The from_file operator handles various file types and formats. Start with these fundamental patterns for reading individual files.

Single Files

To read a single file, specify the path to the from_file operator:

from_file "/path/to/file.json"

The operator automatically detects the file format from the file extension. This works for all supported formats including JSON, CSV, Parquet, and others.

Compressed Files

The operator handles compressed files automatically. You need no additional configuration:

from_file "/path/to/file.csv.gz"

Supported compression formats include gzip, bzip2, and Zstd.

Custom Parsing

When automatic format detection doesn’t suffice, specify a custom parsing pipeline:

from_file "/path/to/file.log" {
  read_syslog
}

The parsing pipeline runs on the file content and must return events.

Directory Processing

You can process multiple files efficiently using glob patterns. This section covers batch processing and recursive directory operations.

Processing Multiple Files

Use glob patterns to process multiple files at once:

from_file "/path/to/directory/*.csv.zst"

This example processes all Zstd-compressed CSV files in the specified directory.

You can also use glob patterns to consume files regardless of their format:

from_file "~/data/**"

This processes all files in the ~/data directory and its subdirectories, automatically detecting and parsing each file format.

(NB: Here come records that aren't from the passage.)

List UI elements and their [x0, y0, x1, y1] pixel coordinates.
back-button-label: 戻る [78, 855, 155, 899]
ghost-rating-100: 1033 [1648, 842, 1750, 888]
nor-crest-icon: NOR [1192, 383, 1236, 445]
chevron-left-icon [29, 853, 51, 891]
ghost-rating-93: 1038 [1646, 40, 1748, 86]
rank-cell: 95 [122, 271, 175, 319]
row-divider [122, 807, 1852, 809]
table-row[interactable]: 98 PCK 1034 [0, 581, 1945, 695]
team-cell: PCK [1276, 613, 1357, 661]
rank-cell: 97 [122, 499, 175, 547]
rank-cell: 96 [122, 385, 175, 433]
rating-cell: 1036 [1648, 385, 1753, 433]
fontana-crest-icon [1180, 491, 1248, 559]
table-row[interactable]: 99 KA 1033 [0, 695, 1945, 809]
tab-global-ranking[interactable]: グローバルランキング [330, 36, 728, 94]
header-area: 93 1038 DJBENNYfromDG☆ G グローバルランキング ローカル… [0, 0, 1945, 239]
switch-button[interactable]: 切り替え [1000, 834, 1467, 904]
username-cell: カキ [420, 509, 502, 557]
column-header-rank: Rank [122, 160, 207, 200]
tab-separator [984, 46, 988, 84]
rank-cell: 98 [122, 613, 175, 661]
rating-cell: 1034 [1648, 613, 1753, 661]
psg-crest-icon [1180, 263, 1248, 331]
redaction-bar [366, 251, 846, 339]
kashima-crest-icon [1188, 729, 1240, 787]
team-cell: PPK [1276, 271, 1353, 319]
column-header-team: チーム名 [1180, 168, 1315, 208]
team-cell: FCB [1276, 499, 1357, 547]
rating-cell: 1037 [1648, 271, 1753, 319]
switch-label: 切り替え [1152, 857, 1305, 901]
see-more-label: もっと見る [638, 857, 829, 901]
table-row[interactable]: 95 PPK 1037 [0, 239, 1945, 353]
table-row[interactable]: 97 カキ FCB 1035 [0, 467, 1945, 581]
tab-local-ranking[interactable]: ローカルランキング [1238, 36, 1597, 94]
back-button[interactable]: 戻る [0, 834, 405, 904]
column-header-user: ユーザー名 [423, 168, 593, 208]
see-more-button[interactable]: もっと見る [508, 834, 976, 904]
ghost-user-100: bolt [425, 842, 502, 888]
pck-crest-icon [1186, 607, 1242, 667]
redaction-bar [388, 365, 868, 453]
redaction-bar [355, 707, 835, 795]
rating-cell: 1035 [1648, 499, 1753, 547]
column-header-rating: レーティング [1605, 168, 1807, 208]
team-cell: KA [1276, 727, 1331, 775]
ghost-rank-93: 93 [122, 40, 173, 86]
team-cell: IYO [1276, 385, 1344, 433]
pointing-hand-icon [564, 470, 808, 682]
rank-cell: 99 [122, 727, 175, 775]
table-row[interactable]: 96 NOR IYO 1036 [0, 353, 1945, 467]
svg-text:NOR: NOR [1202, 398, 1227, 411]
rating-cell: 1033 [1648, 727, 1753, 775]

Recursive Directory Processing

Use ** to match files recursively through subdirectories:

from_file "/path/to/directory/**.csv"

Custom Parsing for Multiple Files

When you process multiple files with custom parsing, the pipeline runs separately for each file:

from_file "/path/to/directory/*.log" {
  read_lines
}

File Monitoring

Set up real-time file processing by monitoring directories for changes. These features enable continuous data ingestion workflows.

Watch for New Files

Use the watch parameter to monitor a directory for new files:

from_file "/path/to/directory/*.csv", watch=true

This sets up continuous monitoring, processing new files as they appear in the directory.

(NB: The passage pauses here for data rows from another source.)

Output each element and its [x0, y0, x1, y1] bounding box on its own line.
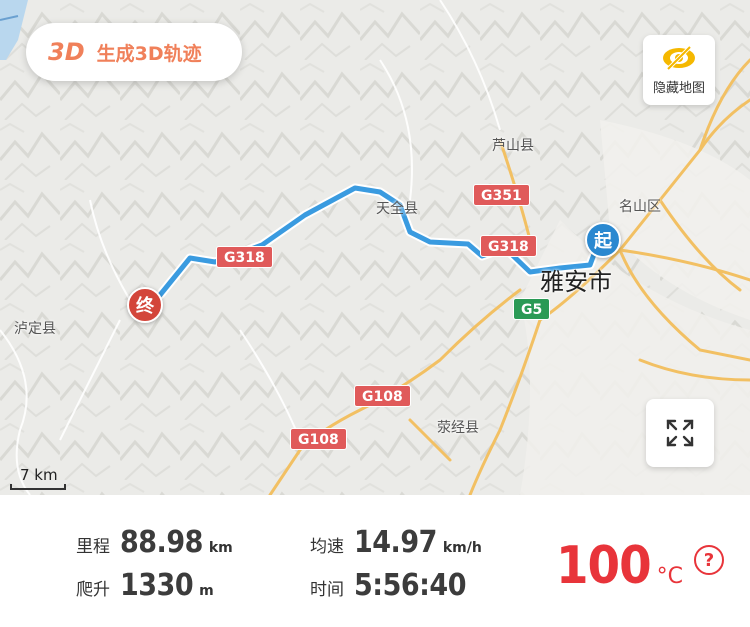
- temperature-unit: °C: [656, 564, 684, 589]
- road-shield-g318-east: G318: [480, 235, 537, 257]
- time-label: 时间: [310, 580, 344, 600]
- place-lushan: 芦山县: [492, 138, 534, 154]
- place-mingshan: 名山区: [619, 199, 661, 215]
- map-view[interactable]: 芦山县 天全县 名山区 雅安市 泸定县 荥经县 G351 G318 G318 G…: [0, 0, 750, 495]
- temperature-value: 100: [556, 536, 652, 596]
- road-shield-g108-south: G108: [290, 428, 347, 450]
- map-scale-label: 7 km: [20, 466, 58, 484]
- map-scale: 7 km: [10, 466, 68, 490]
- place-tianquan: 天全县: [376, 201, 418, 217]
- climb-value: 1330: [120, 568, 194, 603]
- distance-stat: 里程 88.98 km: [76, 525, 233, 560]
- climb-label: 爬升: [76, 580, 110, 600]
- place-yaan: 雅安市: [540, 268, 612, 296]
- distance-unit: km: [208, 540, 233, 556]
- avg-speed-stat: 均速 14.97 km/h: [310, 525, 482, 560]
- place-yingjing: 荥经县: [437, 420, 479, 436]
- road-shield-g351: G351: [473, 184, 530, 206]
- time-value: 5:56:40: [354, 568, 467, 603]
- road-shield-g5: G5: [513, 298, 551, 320]
- 3d-badge-icon: 3D: [48, 38, 85, 66]
- help-icon[interactable]: ?: [694, 545, 724, 575]
- distance-label: 里程: [76, 537, 110, 557]
- road-shield-g108-north: G108: [354, 385, 411, 407]
- end-marker[interactable]: 终: [127, 287, 163, 323]
- generate-3d-track-label: 生成3D轨迹: [96, 42, 202, 65]
- road-shield-g318-west: G318: [216, 246, 273, 268]
- avg-speed-value: 14.97: [354, 525, 437, 560]
- distance-value: 88.98: [120, 525, 203, 560]
- fullscreen-button[interactable]: [646, 399, 714, 467]
- place-luding: 泸定县: [14, 321, 56, 337]
- avg-speed-unit: km/h: [442, 540, 482, 556]
- time-stat: 时间 5:56:40: [310, 568, 467, 603]
- temperature-readout: 100 °C: [556, 536, 683, 596]
- avg-speed-label: 均速: [310, 537, 344, 557]
- expand-icon: [666, 419, 694, 447]
- start-marker[interactable]: 起: [585, 222, 621, 258]
- hide-map-button[interactable]: 隐藏地图: [643, 35, 715, 105]
- map-scale-bar: [10, 484, 66, 490]
- climb-stat: 爬升 1330 m: [76, 568, 214, 603]
- climb-unit: m: [199, 583, 214, 599]
- eye-hidden-icon: [663, 45, 695, 70]
- hide-map-label: 隐藏地图: [652, 80, 705, 96]
- generate-3d-track-button[interactable]: 3D 生成3D轨迹: [26, 23, 242, 81]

Remove Files After Processing

Combine watching with automatic file removal using the remove parameter:

from_file "/path/to/directory/*.csv", watch=true, remove=true

This approach helps you implement file-based queues where the system should automatically clean up processed files.

Cloud Storage Integration

Access files directly from cloud storage providers using their native URLs. The operator supports major cloud platforms transparently.

Amazon S3

Access S3 buckets directly using s3:// URLs:

from_file "s3://bucket/path/to/file.csv"

Glob patterns work with S3 as well:

from_file "s3://bucket/data/**/*.parquet"

Google Cloud Storage

Access GCS buckets using gs:// URLs:

from_file "gs://bucket/path/to/file.csv"

Cloud storage integration uses Apache Arrow’s filesystem APIs and supports the same glob patterns and options as local files, including recursive globbing across cloud storage hierarchies.

Common Patterns

These examples demonstrate typical use cases that combine multiple features of the from_file operator for real-world scenarios.

Real-time Log Processing

Monitor a log directory and process files as they arrive:

from_file "/var/log/application/*.log", watch=true {
  read_lines
  parse_json
}

Batch Data Processing

Process all files in a data directory:

from_file "/data/exports/**.parquet"

Archive Processing with Cleanup

Process archived data and remove files after successful ingestion:

from_file "/archive/*.csv.gz", remove=true

Migration Notes

Transitioning from Legacy Operators

We designed the from_file operator to replace the existing load_file, load_s3, and load_gcs operators. While we still support these legacy operators, from_file provides a more unified and feature-rich approach to file ingestion.

We plan to add some advanced features from the legacy operators (such as file tailing, anonymous S3 access, and Unix domain socket support) in future releases of from_file.